The SSQ is a self-report symptom checklist. It includes 16 symptoms that are associated with simulator sickness. Participants indicate the level of severity of these symptoms that they are experiencing currently. For each symptom there are four levels of severity (none, slight, moderate, severe). The SSQ provides a Total Severity score as well as scores for three subscales (Nausea, Oculomotor, and Disorientation). The Total Severity score is a composite created from the three subscales. It is the best single measure because it provides an index of the overall symptoms. The three subscales provide diagnostic information about particular symptom categories:

- Nausea subscale is made up of symptoms such as increased salivation, sweating, nausea, stomach awareness, and burping.
- Oculomotor subscale includes symptoms such as fatigue, headache, eyestrain, and difficulty focusing.
- Disorientation subscale is composed of symptoms such as vertigo, dizzy (eyes open), dizzy (eyes closed), and blurred vision.

The three subscales are not orthogonal to one another. There is a general factor common to all of them. Nonetheless, the subscales provide differential information about participants' experience of symptoms and are useful for determining the particular pattern of discomfort produced by a given simulator. All scores have as their lowest level a natural zero (no symptoms) and increase with increasing symptoms reported.

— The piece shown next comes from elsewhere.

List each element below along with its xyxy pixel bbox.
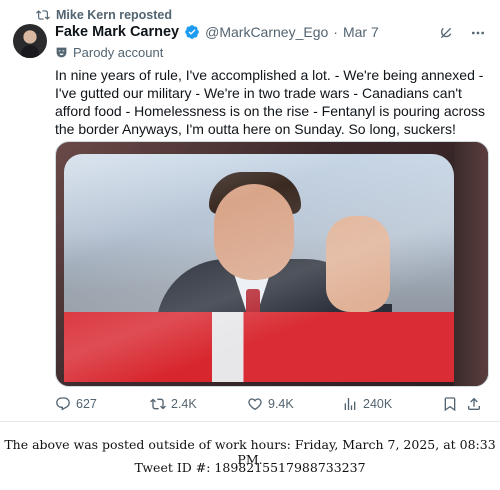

In some cases, the Motion Sickness Assessment Questionnaire (MSAQ) has also been used to evaluate simulator sickness, despite its focus on motion sickness.

== Gaming motion sickness ==

Many video gamers, notably the late John Peter "TotalBiscuit" Bain, report motion sickness while playing games with a narrow field of view (FOV). Depending on screen size and distance, FOV settings of generally 90 to 110 degrees may be good for close up (PC gaming) and 60 to 75 degrees for further away (console gaming). A small but significant amount of gamers are affected if FOV is not set properly. Other factors and settings such as motion blur and head bobbing may also affect player discomfort.